Calcium remodeling in colorectal cancer.

Colorectal cancer (CRC) is the third most frequent form of cancer and the fourth leading cause of cancer-related death in the world. Basic and clinical data indicate that aspirin and other non-steroidal anti-inflammatory drugs (NSAIDs) may prevent colon cancer but mechanisms remain unknown. Aspirin metabolite salicylate and other NSAIDs may inhibit tumor cell growth acting on store-operated Ca2+ entry (SOCE), suggesting an important role for this pathway in CRC. Consistently, SOCE is emerging as a novel player in different forms of cancer, including CRC. SOCE and store-operated currents (SOCs) are dramatically enhanced in CRC while Ca2+ stores are partially empty in CRC cells.

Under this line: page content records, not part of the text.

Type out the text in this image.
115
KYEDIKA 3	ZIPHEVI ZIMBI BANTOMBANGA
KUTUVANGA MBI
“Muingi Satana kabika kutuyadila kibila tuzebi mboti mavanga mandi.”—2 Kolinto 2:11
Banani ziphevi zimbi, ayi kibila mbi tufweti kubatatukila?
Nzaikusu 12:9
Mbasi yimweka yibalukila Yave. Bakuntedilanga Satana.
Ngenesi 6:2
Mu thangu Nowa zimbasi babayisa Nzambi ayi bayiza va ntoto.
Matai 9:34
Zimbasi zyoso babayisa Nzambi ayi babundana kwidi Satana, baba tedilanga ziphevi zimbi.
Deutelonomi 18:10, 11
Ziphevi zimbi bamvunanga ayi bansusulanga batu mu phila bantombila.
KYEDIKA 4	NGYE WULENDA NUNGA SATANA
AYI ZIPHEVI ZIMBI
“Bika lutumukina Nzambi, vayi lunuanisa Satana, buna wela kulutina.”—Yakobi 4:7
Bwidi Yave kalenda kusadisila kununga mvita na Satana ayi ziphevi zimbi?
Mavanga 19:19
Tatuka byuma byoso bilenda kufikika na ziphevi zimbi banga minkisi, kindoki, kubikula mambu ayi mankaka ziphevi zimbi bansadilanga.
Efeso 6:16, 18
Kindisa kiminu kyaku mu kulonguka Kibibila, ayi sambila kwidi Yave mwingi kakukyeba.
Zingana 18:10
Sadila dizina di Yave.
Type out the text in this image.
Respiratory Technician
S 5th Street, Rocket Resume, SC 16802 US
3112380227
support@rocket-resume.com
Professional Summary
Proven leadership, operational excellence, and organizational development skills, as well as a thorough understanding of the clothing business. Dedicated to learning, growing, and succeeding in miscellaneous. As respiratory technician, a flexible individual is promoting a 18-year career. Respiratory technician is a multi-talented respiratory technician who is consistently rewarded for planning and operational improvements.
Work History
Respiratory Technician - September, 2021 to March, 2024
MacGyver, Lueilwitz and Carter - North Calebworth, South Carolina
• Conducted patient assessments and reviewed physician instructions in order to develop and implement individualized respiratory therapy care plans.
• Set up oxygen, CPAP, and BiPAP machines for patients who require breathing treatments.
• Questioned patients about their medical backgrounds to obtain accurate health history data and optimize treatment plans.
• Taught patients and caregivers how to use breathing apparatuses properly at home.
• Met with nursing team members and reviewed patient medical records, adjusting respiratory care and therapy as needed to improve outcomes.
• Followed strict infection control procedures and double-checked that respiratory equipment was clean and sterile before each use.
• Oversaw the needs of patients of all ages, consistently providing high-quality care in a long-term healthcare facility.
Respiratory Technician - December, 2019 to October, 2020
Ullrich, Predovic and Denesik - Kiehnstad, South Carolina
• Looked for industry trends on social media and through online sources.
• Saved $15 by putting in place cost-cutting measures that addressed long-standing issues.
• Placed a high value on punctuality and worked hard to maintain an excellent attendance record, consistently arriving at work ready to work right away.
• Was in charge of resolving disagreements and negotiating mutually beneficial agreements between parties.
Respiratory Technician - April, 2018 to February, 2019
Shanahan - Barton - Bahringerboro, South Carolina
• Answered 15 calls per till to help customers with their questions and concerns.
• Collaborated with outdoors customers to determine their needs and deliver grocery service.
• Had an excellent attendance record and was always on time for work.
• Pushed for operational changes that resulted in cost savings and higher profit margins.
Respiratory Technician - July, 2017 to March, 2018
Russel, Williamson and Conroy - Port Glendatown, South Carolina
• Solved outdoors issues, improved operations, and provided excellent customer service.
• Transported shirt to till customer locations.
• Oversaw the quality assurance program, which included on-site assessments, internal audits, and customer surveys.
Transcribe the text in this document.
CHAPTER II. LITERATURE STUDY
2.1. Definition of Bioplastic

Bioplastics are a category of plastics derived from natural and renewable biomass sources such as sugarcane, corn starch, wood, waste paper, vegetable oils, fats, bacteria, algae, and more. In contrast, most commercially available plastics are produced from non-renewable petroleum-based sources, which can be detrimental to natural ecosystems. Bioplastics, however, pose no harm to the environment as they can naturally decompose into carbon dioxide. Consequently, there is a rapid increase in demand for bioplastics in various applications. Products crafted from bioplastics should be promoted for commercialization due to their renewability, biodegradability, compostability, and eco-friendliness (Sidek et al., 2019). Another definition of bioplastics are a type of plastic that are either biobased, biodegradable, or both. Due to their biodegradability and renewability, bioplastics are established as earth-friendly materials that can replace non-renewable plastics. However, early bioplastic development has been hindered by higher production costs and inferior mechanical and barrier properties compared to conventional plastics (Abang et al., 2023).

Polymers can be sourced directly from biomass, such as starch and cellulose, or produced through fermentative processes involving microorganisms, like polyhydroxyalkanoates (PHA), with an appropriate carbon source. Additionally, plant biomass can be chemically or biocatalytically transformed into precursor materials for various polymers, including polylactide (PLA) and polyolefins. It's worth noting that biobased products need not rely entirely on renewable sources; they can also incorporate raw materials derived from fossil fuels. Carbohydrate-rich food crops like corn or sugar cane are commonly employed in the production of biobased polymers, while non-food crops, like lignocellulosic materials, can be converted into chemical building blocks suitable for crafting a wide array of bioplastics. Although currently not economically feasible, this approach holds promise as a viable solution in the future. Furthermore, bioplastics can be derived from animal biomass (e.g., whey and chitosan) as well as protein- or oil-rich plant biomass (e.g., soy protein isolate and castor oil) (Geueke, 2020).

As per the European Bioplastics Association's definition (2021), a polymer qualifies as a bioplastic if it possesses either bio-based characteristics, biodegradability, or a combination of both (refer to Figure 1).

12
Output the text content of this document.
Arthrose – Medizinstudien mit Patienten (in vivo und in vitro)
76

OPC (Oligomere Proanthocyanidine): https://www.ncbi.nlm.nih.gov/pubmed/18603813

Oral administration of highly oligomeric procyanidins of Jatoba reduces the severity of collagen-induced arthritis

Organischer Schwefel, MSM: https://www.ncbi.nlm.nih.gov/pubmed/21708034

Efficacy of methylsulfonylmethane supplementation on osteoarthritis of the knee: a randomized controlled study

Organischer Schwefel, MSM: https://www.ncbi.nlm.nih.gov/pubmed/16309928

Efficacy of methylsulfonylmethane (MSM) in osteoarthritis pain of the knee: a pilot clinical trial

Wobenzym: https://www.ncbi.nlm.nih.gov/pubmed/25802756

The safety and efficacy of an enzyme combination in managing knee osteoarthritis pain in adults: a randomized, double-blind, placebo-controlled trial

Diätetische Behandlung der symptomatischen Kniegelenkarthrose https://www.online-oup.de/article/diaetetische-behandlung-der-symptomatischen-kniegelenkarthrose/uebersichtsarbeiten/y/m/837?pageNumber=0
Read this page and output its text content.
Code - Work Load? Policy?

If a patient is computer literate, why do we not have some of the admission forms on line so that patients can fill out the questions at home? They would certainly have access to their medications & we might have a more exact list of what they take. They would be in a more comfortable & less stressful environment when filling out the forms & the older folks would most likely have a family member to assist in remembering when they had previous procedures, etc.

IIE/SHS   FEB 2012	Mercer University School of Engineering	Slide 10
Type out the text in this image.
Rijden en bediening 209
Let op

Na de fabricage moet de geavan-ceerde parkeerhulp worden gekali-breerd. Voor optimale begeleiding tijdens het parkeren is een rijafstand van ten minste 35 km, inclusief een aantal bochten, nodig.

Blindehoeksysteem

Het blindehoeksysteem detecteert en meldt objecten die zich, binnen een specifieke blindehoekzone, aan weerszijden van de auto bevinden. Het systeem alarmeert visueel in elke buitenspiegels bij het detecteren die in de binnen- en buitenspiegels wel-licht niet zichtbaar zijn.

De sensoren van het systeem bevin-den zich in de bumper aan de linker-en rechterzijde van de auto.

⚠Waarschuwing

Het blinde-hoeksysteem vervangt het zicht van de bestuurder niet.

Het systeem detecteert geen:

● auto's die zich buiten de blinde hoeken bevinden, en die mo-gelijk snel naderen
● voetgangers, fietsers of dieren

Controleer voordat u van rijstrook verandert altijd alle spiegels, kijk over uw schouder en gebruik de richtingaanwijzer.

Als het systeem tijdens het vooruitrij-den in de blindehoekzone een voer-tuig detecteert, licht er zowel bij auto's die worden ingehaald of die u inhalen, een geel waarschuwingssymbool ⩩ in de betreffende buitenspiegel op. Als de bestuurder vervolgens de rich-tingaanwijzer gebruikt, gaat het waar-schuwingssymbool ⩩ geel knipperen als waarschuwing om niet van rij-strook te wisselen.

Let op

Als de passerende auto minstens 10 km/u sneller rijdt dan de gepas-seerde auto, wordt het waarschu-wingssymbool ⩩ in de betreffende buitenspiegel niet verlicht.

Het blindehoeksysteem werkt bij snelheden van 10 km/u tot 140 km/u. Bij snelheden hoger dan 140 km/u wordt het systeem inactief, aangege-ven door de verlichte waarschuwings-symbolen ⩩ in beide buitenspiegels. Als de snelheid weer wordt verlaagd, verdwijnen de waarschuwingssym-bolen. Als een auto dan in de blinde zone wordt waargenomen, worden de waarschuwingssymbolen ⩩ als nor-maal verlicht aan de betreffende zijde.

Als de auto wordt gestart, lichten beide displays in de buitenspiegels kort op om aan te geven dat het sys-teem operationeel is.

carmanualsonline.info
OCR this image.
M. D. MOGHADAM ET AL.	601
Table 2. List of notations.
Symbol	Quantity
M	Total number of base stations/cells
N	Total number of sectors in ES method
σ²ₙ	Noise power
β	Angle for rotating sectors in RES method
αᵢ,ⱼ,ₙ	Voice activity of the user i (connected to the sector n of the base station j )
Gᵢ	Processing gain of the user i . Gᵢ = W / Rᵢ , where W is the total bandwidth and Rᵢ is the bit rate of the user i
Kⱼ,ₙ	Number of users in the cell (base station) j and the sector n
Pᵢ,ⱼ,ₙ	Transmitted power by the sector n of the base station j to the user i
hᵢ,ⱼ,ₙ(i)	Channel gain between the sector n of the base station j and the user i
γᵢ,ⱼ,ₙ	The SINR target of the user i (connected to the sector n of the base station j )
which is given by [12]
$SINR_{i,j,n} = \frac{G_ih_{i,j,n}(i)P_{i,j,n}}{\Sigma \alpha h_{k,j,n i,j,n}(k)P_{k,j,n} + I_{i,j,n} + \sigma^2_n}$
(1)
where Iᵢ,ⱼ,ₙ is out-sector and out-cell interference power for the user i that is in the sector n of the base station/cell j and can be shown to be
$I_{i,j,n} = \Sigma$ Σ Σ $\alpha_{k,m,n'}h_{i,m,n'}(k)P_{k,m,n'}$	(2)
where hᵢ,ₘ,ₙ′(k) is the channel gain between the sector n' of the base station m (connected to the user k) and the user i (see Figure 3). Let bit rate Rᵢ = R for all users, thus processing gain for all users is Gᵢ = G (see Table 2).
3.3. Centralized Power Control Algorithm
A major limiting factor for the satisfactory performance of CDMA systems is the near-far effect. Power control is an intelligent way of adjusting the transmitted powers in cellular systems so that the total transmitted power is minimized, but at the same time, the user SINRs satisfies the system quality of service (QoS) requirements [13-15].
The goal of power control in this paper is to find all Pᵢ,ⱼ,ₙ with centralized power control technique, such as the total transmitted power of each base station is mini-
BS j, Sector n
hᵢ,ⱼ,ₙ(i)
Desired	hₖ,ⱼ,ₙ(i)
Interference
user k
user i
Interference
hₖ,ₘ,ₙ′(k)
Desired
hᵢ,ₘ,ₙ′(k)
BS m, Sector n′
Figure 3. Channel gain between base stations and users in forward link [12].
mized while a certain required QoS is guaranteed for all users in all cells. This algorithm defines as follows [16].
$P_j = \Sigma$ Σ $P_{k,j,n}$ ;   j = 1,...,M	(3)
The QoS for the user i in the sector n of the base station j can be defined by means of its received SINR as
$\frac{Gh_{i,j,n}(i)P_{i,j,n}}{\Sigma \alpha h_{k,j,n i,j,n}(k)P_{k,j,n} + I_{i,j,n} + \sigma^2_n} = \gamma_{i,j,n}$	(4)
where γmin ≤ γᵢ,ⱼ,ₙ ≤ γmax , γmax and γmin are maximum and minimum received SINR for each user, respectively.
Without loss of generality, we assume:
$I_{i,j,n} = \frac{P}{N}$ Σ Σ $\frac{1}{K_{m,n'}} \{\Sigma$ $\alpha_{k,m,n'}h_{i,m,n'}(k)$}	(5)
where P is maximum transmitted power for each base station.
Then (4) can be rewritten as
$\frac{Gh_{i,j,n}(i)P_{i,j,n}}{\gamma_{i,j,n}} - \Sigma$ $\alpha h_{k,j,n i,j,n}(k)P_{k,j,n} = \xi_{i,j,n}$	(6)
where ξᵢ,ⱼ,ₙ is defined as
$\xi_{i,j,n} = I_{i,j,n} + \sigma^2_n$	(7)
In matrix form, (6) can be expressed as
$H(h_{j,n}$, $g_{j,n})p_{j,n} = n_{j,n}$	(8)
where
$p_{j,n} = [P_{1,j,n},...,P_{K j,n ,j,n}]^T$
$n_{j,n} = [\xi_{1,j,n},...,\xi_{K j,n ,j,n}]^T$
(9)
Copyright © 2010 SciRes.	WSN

These features may contribute to CRC hallmarks including enhanced cell proliferation, migration, invasion and survival. At the molecular level, enhanced SOCE and depleted stores are mediated by overexpression of Orai1, Stromal interaction protein 1 (STIM1) and Transient receptor protein channel 1 (TRPC1) and downregulation of STIM2. In normal colonic cells, SOCE is mediated by Ca2+-release activated Ca2+ channels made of STIM1, STIM2 and Orai1. In CRC cells, SOCE is mediated by different store-operated currents (SOCs) driven by STIM1, Orai1 and TRPC1. Loss of STIM2 contributes to depletion of Ca2+ stores and enhanced resistance to cell death in CRC cells. Thus, SOCE is a novel key player in CRC and inhibition by salicylate and other NSAIDs may contribute to explain chemoprevention activity. SUMMARY: Colorectal cancer (CRC) is the third most frequent form of cancer worldwide. Recent evidence suggests that intracellular Ca2+ remodeling may contribute to cancer hallmarks. In addition, aspirin and other NSAIDs might prevent CRC acting on remodeled Ca2+ entry pathways. In this review, we will briefly describe 1) the players involved in intracellular Ca2+ homeostasis with a particular emphasis on the mechanisms involved in SOCE activation and inactivation, 2) the evidence that aspirin metabolite salicylate and other NSAIDs inhibits tumor cell growth acting on SOCE, 3) evidences on the remodeling of intracellular Ca2+ in cancer with a particular emphasis in SOCE, 4) the remodeling of SOCE and Ca2+ store content in CRC and, finally, 5) the molecular basis of Ca2+ remodeling in CRC. This article is part of a Special Issue entitled: ECS Meeting edited by Claus Heizmann, Joachim Krebs and Jacques Haiech.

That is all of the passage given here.